White Matter Pathways Were Implicated, Differently for Each Condition

Beyond gray-matter surface area, the researchers analyzed white matter tract organization — the long-distance fiber bundles that carry signals between distant brain regions.

• For ADHD — inferior fronto-occipital fasciculus: This tract connects visual processing centers at the back of the brain to language and decision-making centers at the front. Its developmental organization contributed causally to ADHD risk in the analysis.
• For autism — internal capsule: Reduced structural integrity in the specific pathway carrying visual sensory data through the deep brain to the cortex contributed to autism diagnoses.

The pattern reinforces the gray-matter findings: the implicated brain features are not random and not shared between conditions. Each developmental condition has a distinct set of structural contributors.

The Reverse Direction Failed Significance Testing

The researchers also ran their analyses backward: do the genetic variants that increase risk for ADHD or autism cause the brain structures to physically change over time?
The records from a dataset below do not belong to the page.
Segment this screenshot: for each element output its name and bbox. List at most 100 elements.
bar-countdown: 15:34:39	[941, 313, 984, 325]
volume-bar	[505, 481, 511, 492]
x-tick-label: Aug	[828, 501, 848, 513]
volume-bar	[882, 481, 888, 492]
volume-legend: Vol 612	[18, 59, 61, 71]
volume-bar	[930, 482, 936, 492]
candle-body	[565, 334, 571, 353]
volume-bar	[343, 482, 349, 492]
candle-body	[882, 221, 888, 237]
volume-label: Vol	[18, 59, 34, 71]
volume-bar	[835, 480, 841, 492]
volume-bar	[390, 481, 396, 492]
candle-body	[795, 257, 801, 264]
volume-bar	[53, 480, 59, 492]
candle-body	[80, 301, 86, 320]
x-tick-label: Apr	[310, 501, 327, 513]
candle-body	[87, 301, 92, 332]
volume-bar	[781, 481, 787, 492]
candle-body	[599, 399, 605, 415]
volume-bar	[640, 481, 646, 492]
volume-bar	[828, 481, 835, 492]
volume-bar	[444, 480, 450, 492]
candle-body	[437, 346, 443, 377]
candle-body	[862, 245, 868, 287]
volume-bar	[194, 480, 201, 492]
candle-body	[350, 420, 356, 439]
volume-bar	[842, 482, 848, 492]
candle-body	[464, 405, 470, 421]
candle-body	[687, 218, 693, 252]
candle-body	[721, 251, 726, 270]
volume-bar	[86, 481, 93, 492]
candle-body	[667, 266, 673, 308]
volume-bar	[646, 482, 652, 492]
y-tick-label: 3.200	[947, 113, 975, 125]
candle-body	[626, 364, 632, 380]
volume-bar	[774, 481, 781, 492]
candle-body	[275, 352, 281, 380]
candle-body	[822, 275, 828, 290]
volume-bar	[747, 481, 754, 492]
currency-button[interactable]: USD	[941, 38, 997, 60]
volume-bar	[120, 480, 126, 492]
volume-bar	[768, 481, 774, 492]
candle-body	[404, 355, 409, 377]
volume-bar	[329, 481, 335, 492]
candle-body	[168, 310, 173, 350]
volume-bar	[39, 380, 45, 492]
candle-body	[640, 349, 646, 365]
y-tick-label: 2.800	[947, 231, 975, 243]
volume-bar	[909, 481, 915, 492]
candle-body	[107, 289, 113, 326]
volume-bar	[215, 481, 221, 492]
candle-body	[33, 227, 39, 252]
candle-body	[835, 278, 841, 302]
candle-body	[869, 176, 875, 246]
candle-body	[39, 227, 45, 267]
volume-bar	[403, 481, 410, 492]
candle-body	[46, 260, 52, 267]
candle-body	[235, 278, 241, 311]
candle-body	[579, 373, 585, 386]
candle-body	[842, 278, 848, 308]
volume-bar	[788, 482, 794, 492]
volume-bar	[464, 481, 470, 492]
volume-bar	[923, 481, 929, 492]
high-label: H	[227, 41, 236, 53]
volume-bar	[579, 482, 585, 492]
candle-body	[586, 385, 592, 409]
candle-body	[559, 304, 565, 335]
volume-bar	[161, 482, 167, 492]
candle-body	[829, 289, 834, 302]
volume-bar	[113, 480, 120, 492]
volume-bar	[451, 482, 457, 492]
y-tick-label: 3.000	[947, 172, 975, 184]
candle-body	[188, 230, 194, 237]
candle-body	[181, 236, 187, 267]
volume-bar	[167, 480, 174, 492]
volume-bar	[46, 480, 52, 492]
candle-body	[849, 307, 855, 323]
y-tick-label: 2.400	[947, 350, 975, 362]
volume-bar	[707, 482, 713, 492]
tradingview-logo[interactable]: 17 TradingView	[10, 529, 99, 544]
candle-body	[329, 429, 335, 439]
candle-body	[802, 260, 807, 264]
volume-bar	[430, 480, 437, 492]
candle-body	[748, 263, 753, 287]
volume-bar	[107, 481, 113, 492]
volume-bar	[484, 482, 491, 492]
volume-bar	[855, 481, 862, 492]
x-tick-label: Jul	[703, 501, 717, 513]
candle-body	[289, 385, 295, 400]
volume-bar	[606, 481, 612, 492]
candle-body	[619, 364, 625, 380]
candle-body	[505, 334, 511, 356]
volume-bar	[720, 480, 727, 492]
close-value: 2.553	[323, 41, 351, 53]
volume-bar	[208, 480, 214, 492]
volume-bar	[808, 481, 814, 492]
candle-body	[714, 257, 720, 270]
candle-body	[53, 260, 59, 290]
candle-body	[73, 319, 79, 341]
The reverse-direction results were not statistically significant.

That asymmetry between forward and reverse models is the core of the causal claim. If both directions were significant, the design could not distinguish brain-causes-condition from condition-causes-brain.

The fact that only the forward direction reaches significance supports the reading that brain structure differences are upstream of the developmental conditions, not downstream consequences of living with them.

Genetic Instrument Coverage, Effect Sizes, and Pleiotropy Are the Standard Constraints

• Genetic instruments capture only part of the variance: The variants used to estimate brain structure explain only a fraction of structural variability. Effects on traits driven by environmental or non-genetic developmental processes are not captured.
• Effect sizes are modest at the individual level: Like all polygenic-instrument analyses at population scale, the relationships are statistically robust but cannot be used to predict any single person’s diagnosis from their brain structure.
• Ancestry composition limits generalization: The genetic datasets behind Mendelian randomization studies tend to over-represent European-ancestry populations. The findings may not transfer cleanly to populations underrepresented in the source data.
• Mediation pathways were not fully tested: Whether brain structure influences ADHD or autism risk through a particular cognitive, behavioral, or developmental mediator is a separate research question.
• Pleiotropy is the standard concern: Genetic variants can affect multiple traits. Mendelian randomization assumes the genetic instruments are working through brain structure rather than another shared pathway, and that assumption can never be perfectly verified.

Distinct frontal-region biology is the main interpretation: The actionable takeaways are mechanistic rather than clinical:

• Distinct frontal-region biology for ADHD vs autism: ADHD and autism implicate different frontal-lobe regions and different white matter tracts. This is consistent with the long-running clinical observation that they are distinct conditions, not variants of a single underlying disorder.
• Developmental rather than degenerative: The brain-structure-first finding fits a model in which atypical tissue maturation contributes to the behavioral phenotype, not one in which living with the condition gradually reshapes the brain.
• Potential biomarker direction: Specific frontal-region surface area and tract-organization measures may be candidate biomarkers for early identification, though the effect sizes here are too modest for individual-level diagnostic use.
• The reverse-causal alternative is weaker: Future work explaining brain differences in ADHD or autism does not need to assume the condition itself caused them. The causal arrow appears to run the other way.